La Chambre syndicale nationale des vétérinaires libres praticiens de Tunisie a exprimé ses réserves suite à la publication de la note commune du ministère des Finances, relative à la facturation électronique et à la note d’honoraires.

Dans un communiqué relayé par l’Utica, la structure professionnelle a rappelé que l’activité des vétérinaires exerçant en libéral ne relève pas du domaine commercial et ne peut, selon elle, être soumise au régime de facturation classique. Elle souligne que ces professionnels assurent des prestations de santé et doivent, à ce titre, continuer à fonctionner selon le système de note d’honoraires, notamment afin de garantir la protection des données personnelles des éleveurs et le respect du secret professionnel, conformément aux règles déontologiques encadrant la profession.

La Chambre estime par ailleurs que cette note administrative entre en contradiction avec les textes législatifs régissant l’exercice vétérinaire, lesquels excluent toute dimension commerciale dans la pratique de la profession.

Elle critique également l’absence de concertation préalable, appelant les autorités à revenir sur ce qu’elle considère comme des décisions unilatérales.

Risque sur les cliniques vétérinaires, surtout en zones rurales

Selon la Chambre, l’application de telles mesures pourrait fragiliser l’équilibre économique des cliniques vétérinaires sur l’ensemble du territoire. Elle met particulièrement en garde contre les conséquences dans les zones rurales, où les structures vétérinaires font déjà face à des difficultés structurelles persistantes.

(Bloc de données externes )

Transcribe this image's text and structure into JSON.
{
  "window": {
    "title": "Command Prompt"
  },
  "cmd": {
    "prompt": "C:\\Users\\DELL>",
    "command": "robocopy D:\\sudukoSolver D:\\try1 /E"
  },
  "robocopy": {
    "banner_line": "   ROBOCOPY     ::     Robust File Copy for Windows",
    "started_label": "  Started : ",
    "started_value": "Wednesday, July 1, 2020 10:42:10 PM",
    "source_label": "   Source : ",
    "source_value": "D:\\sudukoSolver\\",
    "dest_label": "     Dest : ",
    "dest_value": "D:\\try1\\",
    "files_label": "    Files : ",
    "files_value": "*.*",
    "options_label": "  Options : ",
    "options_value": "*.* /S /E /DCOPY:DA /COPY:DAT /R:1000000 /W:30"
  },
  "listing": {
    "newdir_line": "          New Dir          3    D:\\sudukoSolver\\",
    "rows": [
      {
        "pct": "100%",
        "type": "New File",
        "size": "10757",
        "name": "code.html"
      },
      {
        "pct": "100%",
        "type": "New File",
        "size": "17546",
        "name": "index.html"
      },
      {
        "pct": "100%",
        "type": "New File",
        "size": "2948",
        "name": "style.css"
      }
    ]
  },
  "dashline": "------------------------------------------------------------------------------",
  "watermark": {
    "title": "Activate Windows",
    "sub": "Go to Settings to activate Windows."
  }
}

L’organisation évoque le risque de fermetures de cabinets en raison de charges financières supplémentaires que de nombreux praticiens ne seraient pas en mesure d’assumer. Une telle situation pourrait, selon elle, priver les agriculteurs et éleveurs d’un accès rapide aux soins pour leurs animaux, avec des répercussions potentielles sur la santé animale, la santé publique vétérinaire et la sécurité alimentaire.

Appel à un dialogue avec les autorités

Face à cette situation, la Chambre syndicale nationale des vétérinaires libres praticiens de Tunisie appelle à l’ouverture d’un dialogue avec les organisations professionnelles concernées afin d’aboutir à des solutions jugées applicables et adaptées aux réalités du terrain.